Statistics can reveal real patterns, but the same numbers can also be arranged to create a false impression. A graph with a cut off axis, a survey with biased wording, or an average chosen without context can make a weak claim look strong. Learning how statistics can mislead helps you judge news, ads, research summaries, and social media claims.
The goal is not to distrust all data, but to ask better questions about how the data were collected and displayed.
Most statistical deception happens by hiding context, changing scale, or selecting only the evidence that supports a conclusion. A critical reader checks the sample size, sampling method, question wording, graph axes, and whether the statistic matches the claim. Mean, median, and mode can each tell a different story when data are skewed or contain outliers.
Good statistical reasoning compares like with like, shows uncertainty, and explains the full data source.
Key Facts
- Mean = sum of all values / number of values
- Median = middle value when data are ordered from least to greatest
- Range = maximum value - minimum value
- Percent change = (new value - old value) / old value x 100%
- A larger sample is usually more reliable only if it is representative of the population.

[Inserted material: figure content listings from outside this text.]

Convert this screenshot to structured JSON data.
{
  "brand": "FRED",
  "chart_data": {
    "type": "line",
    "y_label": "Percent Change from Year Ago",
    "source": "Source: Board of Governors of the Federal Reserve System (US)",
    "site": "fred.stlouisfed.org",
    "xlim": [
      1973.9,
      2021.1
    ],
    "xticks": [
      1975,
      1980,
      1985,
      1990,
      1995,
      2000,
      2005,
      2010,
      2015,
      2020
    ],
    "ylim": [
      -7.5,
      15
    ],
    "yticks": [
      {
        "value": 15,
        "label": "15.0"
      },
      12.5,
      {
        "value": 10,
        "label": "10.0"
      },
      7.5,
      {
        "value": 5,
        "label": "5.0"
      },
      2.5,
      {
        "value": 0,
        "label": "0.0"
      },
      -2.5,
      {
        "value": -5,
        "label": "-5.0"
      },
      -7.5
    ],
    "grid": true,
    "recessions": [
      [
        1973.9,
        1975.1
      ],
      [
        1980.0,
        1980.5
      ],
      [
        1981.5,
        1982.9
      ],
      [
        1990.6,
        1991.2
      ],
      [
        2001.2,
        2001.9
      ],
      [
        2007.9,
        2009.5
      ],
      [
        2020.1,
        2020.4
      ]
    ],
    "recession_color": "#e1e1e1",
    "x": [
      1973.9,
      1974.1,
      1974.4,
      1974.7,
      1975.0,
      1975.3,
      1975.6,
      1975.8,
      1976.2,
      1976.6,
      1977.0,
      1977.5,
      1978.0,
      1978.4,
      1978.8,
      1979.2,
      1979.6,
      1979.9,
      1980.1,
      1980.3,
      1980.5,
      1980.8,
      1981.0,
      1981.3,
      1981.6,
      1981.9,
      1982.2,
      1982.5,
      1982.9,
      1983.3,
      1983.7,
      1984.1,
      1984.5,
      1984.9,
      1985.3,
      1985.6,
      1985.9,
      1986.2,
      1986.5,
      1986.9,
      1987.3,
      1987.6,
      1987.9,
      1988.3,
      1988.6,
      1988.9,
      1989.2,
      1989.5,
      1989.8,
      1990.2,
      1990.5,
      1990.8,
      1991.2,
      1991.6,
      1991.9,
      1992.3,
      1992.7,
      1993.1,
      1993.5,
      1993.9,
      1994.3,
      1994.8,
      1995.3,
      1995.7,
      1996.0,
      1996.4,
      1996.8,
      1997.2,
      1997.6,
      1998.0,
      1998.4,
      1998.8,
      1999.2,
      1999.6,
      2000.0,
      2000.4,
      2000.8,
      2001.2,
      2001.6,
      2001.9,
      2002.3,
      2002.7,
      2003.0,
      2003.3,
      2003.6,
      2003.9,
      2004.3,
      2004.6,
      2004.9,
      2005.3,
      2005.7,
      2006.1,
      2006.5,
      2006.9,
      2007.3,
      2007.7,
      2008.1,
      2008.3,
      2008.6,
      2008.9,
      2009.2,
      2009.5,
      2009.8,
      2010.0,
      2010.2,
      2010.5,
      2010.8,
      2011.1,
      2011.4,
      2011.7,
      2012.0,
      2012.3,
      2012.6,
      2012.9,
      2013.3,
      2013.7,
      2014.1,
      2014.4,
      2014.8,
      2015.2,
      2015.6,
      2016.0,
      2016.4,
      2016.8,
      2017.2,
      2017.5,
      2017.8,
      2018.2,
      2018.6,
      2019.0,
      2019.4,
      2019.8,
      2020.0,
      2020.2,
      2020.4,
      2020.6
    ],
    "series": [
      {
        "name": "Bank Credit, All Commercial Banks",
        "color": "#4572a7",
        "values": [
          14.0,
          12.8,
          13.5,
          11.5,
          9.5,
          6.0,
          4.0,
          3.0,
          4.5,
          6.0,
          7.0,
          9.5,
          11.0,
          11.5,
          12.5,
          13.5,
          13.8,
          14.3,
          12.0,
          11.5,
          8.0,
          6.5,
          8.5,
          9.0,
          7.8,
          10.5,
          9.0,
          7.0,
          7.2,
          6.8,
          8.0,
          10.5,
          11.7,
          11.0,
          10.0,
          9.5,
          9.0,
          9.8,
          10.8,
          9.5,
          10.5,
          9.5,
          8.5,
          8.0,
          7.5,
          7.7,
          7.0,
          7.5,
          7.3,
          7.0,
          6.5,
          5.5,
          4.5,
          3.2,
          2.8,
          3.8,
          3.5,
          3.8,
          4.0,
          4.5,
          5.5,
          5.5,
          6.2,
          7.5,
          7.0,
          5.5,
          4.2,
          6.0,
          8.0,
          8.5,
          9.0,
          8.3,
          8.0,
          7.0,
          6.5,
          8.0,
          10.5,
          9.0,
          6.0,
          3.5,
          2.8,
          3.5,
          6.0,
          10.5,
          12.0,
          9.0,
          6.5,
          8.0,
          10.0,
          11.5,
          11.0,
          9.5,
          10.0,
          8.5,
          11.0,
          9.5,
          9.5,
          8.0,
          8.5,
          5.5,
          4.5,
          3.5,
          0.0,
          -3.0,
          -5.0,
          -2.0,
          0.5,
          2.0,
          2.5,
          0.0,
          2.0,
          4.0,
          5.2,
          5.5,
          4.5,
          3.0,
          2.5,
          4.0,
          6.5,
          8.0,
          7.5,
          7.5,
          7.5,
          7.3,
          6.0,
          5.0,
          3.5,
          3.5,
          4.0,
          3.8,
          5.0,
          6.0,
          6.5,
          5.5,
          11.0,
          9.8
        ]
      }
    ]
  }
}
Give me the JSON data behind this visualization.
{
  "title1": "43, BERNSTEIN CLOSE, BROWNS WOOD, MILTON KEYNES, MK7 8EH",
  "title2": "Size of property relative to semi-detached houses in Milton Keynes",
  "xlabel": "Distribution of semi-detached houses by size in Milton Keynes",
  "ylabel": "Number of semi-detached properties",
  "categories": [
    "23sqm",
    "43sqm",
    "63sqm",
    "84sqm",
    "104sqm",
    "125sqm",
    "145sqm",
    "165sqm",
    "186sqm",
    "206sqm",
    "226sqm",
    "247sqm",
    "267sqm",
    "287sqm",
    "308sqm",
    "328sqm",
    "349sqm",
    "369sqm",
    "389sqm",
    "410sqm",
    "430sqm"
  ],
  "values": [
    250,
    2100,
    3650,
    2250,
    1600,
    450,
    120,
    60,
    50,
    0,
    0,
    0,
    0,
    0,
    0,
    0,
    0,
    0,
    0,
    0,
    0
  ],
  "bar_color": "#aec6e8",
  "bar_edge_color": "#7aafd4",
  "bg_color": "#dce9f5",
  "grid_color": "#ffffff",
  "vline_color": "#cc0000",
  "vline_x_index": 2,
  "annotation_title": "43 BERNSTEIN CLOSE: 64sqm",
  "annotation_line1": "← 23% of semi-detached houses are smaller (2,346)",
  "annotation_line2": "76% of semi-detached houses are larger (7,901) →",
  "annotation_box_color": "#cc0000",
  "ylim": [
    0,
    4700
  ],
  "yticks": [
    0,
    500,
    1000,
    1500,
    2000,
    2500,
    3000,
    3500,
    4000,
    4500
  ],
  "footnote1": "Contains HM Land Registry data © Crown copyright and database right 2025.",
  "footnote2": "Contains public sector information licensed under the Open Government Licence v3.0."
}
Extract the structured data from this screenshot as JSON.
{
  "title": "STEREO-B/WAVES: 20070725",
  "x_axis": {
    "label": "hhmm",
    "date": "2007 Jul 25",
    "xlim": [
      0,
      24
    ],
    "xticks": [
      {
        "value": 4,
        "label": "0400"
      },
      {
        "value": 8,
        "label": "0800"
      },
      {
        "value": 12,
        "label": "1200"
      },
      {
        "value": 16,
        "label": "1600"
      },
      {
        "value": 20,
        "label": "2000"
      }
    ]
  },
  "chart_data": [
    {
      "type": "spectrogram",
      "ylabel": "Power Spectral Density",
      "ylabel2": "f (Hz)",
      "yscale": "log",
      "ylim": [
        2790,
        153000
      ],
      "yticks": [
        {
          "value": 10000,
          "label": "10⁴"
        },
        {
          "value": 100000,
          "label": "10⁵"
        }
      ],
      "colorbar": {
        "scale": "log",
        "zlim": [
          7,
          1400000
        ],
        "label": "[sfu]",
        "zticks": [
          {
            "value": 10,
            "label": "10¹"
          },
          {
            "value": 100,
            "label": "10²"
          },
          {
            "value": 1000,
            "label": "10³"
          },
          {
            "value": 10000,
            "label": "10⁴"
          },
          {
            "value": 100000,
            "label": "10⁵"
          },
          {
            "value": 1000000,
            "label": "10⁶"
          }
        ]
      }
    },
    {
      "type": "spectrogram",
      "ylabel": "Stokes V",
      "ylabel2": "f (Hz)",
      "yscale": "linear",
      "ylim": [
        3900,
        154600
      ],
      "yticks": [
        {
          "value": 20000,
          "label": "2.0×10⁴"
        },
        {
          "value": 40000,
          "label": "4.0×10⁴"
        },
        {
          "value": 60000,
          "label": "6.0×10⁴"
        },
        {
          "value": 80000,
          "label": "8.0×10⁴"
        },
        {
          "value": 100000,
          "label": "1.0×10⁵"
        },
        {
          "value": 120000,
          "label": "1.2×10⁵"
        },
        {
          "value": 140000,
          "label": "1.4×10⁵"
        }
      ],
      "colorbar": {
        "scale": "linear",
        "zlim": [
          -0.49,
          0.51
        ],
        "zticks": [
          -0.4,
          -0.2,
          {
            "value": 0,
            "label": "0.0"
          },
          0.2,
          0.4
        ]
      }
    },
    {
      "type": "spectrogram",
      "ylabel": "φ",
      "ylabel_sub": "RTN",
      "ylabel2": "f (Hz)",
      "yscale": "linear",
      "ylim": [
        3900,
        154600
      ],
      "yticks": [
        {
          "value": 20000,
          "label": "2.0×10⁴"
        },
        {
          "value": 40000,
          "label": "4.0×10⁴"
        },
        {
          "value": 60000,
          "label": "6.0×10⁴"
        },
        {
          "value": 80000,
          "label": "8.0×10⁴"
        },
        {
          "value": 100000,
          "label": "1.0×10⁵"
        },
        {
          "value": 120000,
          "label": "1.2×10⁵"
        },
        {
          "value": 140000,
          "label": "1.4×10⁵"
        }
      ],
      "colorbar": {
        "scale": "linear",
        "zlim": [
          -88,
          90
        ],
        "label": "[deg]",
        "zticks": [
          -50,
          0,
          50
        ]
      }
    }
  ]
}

- Graphs can mislead when axes are truncated, units are unclear, or unequal intervals are used.
Vocabulary
- Sample
- A sample is the smaller group measured in order to learn about a larger population.
- Bias
- Bias is a systematic error that pushes results away from the truth in a particular direction.
- Cherry picking
- Cherry picking is selecting only the data that support a claim while ignoring data that weaken it.
- Outlier
- An outlier is a data value that is much higher or lower than most other values in the set.
- Correlation
- Correlation is a relationship between two variables, but it does not by itself prove that one causes the other.
Common Mistakes to Avoid
- Trusting a graph without checking the axis, because a cut off y-axis can make a small difference look dramatic.
- Using the mean for highly skewed data, because one or two extreme values can pull the mean far away from a typical value.
- Believing a survey result without checking the sample, because a large sample can still be misleading if it comes from the wrong group.
- Treating correlation as causation, because two variables can move together due to coincidence, a hidden third variable, or reverse cause.
Practice Questions
- 1 A bar chart shows sales increasing from 48 to 52 units, but the y-axis starts at 45 instead of 0. What is the actual percent increase in sales?
- 2 The incomes in a group are 24,000, 26,000, and $250,000. Find the mean and median income. Which one better represents a typical person in the group?
- 3 A website claims that 90% of people support a new product based on a poll of visitors who chose to answer. Explain two reasons this claim may be misleading.